Electrocardiographic Early Repolarization: AHA Statement
- Patton KK, Ellinor PT, Ezekowitz M, et al.
- Electrocardiographic Early Repolarization: A Scientific Statement From the American Heart Association. Circulation 2016;Mar 7:[Epub ahead of print].
The following are 10 points to remember from this review of early repolarization (ER):
- There has not been a standardized definition of ER, and the authors of this document recommend that the term “early repolarization pattern” (ERP) be used to refer either to ST-segment elevation in the absence of chest pain, terminal QRS slur, or terminal QRS notch.
- Early repolarization syndrome (ERS) refers to patients with ERP who have survived idiopathic ventricular fibrillation (VF).
- A prevalent explanation for ERP is regional heterogeneity in the dispersion gradient of myocardial refractoriness, prompted by a net outward shift in repolarizing current and predisposing to phase 2 reentry, allowing a premature ventricular depolarization to trigger VF.

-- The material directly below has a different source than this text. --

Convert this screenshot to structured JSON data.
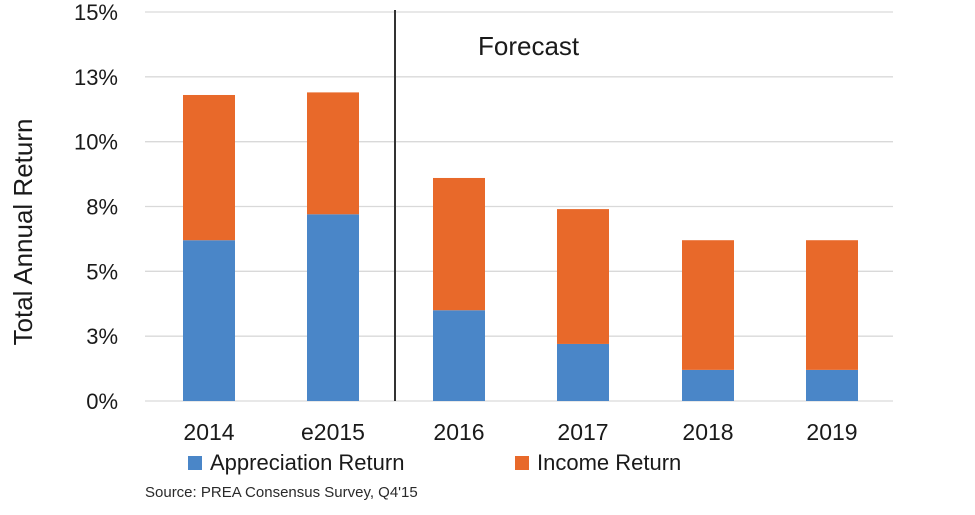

- The genetic basis of ERP is unclear and it is possible that there are various genetic forms of ERP, some of which predispose to ERS.
- ER is present in approximately 20% of individuals and is more prevalent among men, blacks, individuals <40 years of age, and athletes.
- Available data suggest that ERP in a young adult increases the risk of idiopathic VF from 3.4/100,000 to 11/100,000.
- The contour of the ST segment has prognostic value, with J point elevation and a rapidly ascending ST segment being a benign finding, whereas J point elevation followed by a horizontal or descending ST segment is associated with idiopathic VF.
- Because the risk of VF in an asymptomatic young adult with ER is estimated to be only 1/3,000 even when the ST segment is horizontal, the ST segment morphology is not useful for clinical decision making unless the individual has had loss of consciousness compatible with cardiac syncope.
- Evaluation of asymptomatic individuals with ERP is not recommended.
- Programmed ventricular stimulation is not recommended in patients with aborted sudden death when the only electrocardiographic finding is ERP.